I know, I know. It has been way too long for me in updating my blog. To start, it is already the middle of semester; my so-called last semester IF I do not flunk any of my papers. I have been busy with assignments and in three weeks time, there are three assignments due and two presentations coming. How is life, you must be wondering? Nothing much except that I have been taking dance classes and baking cakes for fun. It is also a mixture of ups and downs, trying my very best to survive emotionally every single day. Lots of tears has been shed, not so much of happiness but then again, I am still here, typing this entry. 
Somewhere Inside…
It is funny how people that were once strangers have become the closest companions to you at the end of the day.
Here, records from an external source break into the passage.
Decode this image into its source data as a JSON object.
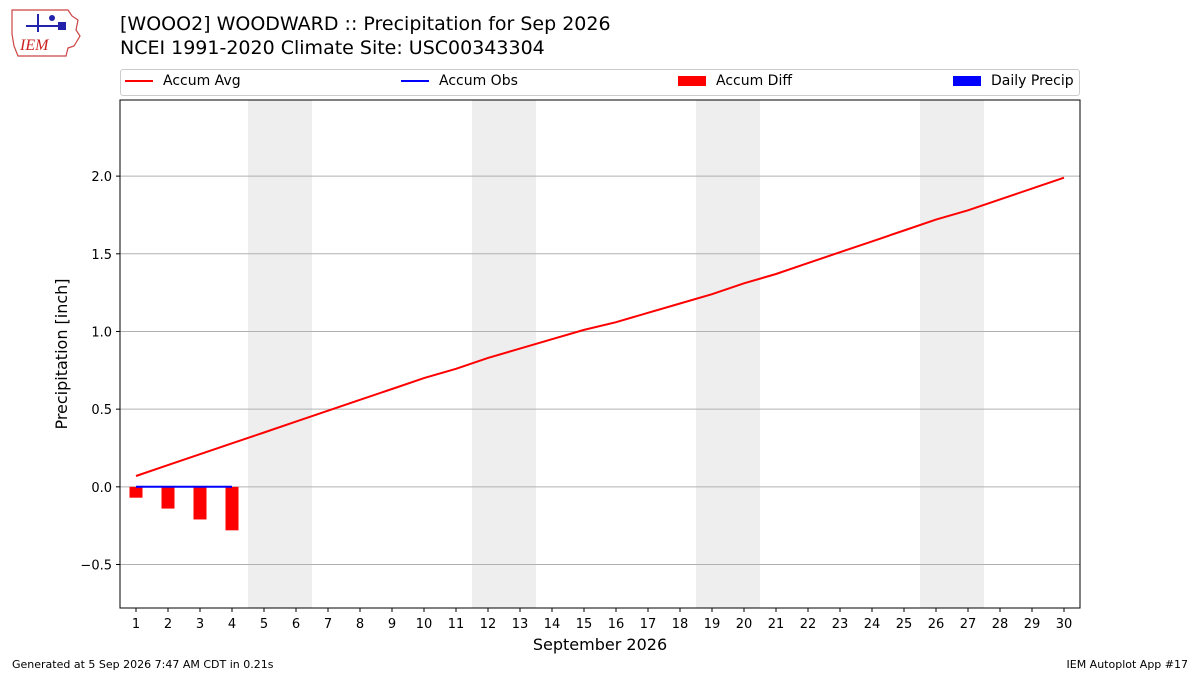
{
  "header": {
    "title_line1": "[WOOO2] WOODWARD :: Precipitation for Sep 2026",
    "title_line2": "NCEI 1991-2020 Climate Site: USC00343304",
    "logo_text": "IEM"
  },
  "legend": [
    {
      "label": "Accum Avg",
      "color": "#ff0000",
      "kind": "line"
    },
    {
      "label": "Accum Obs",
      "color": "#0000ff",
      "kind": "line"
    },
    {
      "label": "Accum Diff",
      "color": "#ff0000",
      "kind": "box"
    },
    {
      "label": "Daily Precip",
      "color": "#0000ff",
      "kind": "box"
    }
  ],
  "footer": {
    "left": "Generated at 5 Sep 2026 7:47 AM CDT in 0.21s",
    "right": "IEM Autoplot App #17"
  },
  "chart_data": {
    "type": "line",
    "xlabel": "September 2026",
    "ylabel": "Precipitation [inch]",
    "x": [
      1,
      2,
      3,
      4,
      5,
      6,
      7,
      8,
      9,
      10,
      11,
      12,
      13,
      14,
      15,
      16,
      17,
      18,
      19,
      20,
      21,
      22,
      23,
      24,
      25,
      26,
      27,
      28,
      29,
      30
    ],
    "xlim": [
      0.5,
      30.5
    ],
    "ylim": [
      -0.78,
      2.49
    ],
    "yticks": [
      -0.5,
      0.0,
      0.5,
      1.0,
      1.5,
      2.0
    ],
    "ytick_labels": [
      "−0.5",
      "0.0",
      "0.5",
      "1.0",
      "1.5",
      "2.0"
    ],
    "grid": "horizontal",
    "weekend_bands": [
      [
        5,
        6
      ],
      [
        12,
        13
      ],
      [
        19,
        20
      ],
      [
        26,
        27
      ]
    ],
    "series": [
      {
        "name": "Accum Avg",
        "type": "line",
        "color": "#ff0000",
        "values": [
          0.07,
          0.14,
          0.21,
          0.28,
          0.35,
          0.42,
          0.49,
          0.56,
          0.63,
          0.7,
          0.76,
          0.83,
          0.89,
          0.95,
          1.01,
          1.06,
          1.12,
          1.18,
          1.24,
          1.31,
          1.37,
          1.44,
          1.51,
          1.58,
          1.65,
          1.72,
          1.78,
          1.85,
          1.92,
          1.99
        ]
      },
      {
        "name": "Accum Obs",
        "type": "line",
        "color": "#0000ff",
        "x": [
          1,
          2,
          3,
          4
        ],
        "values": [
          0.0,
          0.0,
          0.0,
          0.0
        ]
      },
      {
        "name": "Accum Diff",
        "type": "bar",
        "color": "#ff0000",
        "x": [
          1,
          2,
          3,
          4
        ],
        "values": [
          -0.07,
          -0.14,
          -0.21,
          -0.28
        ]
      },
      {
        "name": "Daily Precip",
        "type": "bar",
        "color": "#0000ff",
        "x": [
          1,
          2,
          3,
          4
        ],
        "values": [
          0.0,
          0.0,
          0.0,
          0.0
        ]
      }
    ]
  }
}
I find it more amusing when a total stranger could actually give deep impact to a person’s life; a stranger who later becomes someone very important in your life that you gave him so much hope and trust. It put a smile on my face, however a stab in my heart whenever people tell me how happy they are with their life, especially when I have been in their shoes in the past. Pathetic eh?
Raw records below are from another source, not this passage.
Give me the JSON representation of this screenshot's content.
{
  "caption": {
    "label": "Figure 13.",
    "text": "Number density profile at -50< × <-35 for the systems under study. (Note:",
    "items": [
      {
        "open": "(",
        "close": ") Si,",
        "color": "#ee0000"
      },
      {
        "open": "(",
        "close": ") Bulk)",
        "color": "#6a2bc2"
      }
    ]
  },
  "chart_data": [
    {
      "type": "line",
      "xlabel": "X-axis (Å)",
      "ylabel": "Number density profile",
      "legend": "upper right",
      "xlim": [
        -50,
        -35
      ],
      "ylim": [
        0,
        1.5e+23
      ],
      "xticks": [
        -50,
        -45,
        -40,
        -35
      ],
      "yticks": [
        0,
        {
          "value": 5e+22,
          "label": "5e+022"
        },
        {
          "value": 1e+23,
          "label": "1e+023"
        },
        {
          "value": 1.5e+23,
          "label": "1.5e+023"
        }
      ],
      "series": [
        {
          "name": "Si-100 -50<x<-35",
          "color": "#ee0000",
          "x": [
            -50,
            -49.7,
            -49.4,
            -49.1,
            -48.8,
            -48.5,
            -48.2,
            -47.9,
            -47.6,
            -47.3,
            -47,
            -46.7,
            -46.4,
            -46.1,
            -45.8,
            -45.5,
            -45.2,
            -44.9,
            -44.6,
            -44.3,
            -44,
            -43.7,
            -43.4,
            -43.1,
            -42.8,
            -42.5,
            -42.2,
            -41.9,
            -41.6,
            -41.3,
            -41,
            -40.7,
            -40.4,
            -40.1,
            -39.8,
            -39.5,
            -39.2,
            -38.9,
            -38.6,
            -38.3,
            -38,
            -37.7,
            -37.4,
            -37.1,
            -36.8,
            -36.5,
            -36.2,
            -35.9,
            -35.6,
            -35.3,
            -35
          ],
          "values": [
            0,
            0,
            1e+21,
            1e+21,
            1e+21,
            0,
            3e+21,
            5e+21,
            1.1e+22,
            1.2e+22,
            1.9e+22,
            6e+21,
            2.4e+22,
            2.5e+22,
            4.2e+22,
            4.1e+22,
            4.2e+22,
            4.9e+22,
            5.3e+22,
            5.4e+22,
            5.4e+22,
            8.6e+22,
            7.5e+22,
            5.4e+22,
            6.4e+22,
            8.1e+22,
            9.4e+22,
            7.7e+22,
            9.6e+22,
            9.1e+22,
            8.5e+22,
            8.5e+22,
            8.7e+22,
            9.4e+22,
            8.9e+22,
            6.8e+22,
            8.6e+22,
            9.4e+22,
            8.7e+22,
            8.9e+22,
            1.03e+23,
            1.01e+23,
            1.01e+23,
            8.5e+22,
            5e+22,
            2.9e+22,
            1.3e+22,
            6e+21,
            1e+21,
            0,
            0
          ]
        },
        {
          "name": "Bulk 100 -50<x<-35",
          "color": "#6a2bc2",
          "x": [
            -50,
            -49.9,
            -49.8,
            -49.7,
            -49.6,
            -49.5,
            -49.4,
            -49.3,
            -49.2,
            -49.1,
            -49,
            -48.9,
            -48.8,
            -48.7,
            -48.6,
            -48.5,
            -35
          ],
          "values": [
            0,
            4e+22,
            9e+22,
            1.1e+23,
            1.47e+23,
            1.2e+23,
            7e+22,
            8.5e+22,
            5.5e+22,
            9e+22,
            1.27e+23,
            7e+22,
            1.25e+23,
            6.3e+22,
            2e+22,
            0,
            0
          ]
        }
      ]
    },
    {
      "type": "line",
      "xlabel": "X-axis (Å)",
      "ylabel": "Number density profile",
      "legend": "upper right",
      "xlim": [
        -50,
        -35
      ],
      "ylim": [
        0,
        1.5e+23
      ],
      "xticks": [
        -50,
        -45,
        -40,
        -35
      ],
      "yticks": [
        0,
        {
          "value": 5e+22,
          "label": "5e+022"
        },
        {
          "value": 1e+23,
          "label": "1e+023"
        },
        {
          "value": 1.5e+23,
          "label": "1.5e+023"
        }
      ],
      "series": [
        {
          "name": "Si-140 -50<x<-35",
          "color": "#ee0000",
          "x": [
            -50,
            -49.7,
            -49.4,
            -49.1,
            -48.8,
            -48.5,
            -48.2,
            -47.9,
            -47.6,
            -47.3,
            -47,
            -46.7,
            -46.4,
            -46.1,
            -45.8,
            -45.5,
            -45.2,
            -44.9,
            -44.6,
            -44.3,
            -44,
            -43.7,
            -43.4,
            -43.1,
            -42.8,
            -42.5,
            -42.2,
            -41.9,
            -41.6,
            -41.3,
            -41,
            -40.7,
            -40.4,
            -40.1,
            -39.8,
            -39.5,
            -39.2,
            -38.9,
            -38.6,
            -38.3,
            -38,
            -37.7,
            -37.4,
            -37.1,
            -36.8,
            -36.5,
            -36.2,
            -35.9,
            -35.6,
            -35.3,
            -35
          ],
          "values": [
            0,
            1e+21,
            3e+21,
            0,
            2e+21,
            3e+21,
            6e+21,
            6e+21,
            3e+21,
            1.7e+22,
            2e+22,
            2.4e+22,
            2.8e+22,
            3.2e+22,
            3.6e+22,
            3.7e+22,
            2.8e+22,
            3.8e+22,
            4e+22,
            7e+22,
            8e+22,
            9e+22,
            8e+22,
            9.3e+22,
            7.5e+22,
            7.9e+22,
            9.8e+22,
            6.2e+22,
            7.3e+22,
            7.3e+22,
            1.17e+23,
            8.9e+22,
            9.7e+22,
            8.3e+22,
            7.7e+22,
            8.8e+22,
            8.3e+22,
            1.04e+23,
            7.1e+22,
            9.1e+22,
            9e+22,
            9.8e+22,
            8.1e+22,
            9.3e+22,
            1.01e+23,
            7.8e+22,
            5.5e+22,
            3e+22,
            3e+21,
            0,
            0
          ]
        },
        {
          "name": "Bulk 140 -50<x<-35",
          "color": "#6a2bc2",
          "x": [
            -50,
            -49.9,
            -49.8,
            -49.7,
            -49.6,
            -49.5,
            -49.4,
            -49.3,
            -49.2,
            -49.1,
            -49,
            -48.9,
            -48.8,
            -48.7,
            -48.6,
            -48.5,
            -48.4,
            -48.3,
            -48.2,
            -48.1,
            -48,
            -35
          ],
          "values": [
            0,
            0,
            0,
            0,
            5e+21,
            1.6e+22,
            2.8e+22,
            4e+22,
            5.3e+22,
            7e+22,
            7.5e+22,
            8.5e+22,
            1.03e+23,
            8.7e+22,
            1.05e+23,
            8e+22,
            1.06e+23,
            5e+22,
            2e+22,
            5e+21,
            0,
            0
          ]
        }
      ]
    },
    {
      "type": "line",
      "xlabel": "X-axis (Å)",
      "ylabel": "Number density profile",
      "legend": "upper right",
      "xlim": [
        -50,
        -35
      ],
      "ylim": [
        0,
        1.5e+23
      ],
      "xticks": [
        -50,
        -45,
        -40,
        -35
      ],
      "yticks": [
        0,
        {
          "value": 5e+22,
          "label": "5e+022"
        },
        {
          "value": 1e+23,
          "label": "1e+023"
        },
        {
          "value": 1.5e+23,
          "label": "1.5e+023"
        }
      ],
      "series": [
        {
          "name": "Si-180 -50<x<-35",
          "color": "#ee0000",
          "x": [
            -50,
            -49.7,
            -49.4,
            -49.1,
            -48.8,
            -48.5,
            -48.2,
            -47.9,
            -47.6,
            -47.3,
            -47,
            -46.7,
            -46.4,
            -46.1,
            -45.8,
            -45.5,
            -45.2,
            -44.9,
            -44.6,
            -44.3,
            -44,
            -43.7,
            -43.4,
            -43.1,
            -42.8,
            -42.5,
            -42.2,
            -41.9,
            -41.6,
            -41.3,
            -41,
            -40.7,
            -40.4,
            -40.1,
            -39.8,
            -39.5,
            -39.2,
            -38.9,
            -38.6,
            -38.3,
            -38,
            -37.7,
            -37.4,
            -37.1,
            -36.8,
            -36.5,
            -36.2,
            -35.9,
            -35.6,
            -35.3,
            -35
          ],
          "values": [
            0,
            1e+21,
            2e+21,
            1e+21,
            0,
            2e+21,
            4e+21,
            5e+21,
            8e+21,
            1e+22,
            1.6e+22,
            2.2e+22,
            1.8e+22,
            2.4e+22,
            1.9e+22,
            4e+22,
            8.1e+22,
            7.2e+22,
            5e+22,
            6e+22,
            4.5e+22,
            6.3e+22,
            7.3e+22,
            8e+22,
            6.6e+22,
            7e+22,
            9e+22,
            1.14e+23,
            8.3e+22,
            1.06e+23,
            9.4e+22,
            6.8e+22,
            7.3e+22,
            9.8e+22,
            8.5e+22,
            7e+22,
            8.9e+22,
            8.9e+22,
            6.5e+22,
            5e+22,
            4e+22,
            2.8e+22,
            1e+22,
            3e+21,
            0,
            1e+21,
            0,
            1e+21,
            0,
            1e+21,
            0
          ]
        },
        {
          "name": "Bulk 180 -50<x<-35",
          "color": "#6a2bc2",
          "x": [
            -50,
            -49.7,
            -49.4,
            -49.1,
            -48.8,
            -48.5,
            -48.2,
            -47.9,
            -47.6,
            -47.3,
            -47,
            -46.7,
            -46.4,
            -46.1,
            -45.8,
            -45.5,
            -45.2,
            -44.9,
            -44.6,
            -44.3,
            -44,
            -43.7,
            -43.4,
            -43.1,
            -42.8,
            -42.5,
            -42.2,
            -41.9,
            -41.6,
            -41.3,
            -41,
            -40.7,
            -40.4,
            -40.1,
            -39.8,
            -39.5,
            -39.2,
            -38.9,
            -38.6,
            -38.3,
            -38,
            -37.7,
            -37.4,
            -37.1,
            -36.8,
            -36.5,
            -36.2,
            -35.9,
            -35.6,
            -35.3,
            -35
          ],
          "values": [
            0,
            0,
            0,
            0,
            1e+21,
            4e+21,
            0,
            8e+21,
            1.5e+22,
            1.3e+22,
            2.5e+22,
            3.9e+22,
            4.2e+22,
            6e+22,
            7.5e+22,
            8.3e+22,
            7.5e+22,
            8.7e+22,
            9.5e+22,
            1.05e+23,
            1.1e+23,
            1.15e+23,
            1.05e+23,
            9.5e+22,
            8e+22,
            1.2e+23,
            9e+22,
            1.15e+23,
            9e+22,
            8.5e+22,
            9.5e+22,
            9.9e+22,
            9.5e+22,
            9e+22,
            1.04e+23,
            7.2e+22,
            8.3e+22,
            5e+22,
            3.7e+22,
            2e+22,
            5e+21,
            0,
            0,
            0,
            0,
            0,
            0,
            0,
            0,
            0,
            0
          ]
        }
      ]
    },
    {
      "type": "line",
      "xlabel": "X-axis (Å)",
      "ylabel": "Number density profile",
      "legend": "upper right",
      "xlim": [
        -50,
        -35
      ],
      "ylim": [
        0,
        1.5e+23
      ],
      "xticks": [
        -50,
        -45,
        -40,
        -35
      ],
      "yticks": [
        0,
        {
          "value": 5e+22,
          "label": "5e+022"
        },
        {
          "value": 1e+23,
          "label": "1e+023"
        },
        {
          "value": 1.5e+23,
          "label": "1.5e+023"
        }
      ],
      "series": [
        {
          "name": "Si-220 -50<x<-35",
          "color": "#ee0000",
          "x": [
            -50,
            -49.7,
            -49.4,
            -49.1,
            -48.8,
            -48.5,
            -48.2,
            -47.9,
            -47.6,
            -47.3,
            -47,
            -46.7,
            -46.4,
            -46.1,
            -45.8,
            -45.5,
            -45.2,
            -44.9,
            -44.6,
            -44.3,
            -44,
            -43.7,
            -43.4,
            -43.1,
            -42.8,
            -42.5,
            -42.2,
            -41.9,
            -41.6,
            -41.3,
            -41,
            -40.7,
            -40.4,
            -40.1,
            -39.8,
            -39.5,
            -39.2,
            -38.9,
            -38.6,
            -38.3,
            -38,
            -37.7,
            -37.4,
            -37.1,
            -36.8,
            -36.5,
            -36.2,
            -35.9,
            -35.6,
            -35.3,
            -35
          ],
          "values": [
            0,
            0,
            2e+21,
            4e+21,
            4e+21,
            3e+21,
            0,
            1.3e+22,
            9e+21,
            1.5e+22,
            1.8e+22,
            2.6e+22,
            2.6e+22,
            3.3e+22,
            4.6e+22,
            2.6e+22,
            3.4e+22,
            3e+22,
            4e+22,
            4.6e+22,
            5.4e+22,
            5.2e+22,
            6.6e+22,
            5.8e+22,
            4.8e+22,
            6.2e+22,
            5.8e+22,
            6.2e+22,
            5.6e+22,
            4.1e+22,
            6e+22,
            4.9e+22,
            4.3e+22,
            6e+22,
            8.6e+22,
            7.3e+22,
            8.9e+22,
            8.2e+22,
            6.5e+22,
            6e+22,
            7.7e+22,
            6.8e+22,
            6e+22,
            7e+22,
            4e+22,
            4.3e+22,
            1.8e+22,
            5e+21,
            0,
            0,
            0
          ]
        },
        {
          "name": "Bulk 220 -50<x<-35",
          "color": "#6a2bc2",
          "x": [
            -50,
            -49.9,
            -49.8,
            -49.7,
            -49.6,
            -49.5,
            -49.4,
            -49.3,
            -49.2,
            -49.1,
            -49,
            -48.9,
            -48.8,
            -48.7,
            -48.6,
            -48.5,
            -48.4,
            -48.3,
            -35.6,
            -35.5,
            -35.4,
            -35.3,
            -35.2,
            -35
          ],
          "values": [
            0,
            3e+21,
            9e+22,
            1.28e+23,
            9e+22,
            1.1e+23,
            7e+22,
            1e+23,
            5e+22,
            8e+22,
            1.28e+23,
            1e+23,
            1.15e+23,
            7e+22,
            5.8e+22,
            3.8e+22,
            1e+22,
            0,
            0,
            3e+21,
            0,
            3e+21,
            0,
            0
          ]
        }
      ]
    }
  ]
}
Sometimes we wish we understand the things that are happening around us. “Everything happens for a reason” is a phrase we often hear. But then, how far do you believe in it? How about fate? Do you believe in it? I do. It is something simple and complex at the same time, yet so true to those who believes it.
I think I am too sensitive to what people say or do to me. I guess that explains why I cry easily whenever particular situation take place. Nevertheless, at times I feel that I am insensitive towards other’s feelings. I bet this whole thing is confusing. Sigh, it confuses me too.
Besides that, I do not know whether or not I mean anything to anyone. But I do know that I have friends who are there for me, helping me to go through this particular point of my life.
“Hey, you’re not the happy *yours truly* that I used to know before.”
And I have had more than one person saying the above to me. I guess it is obvious.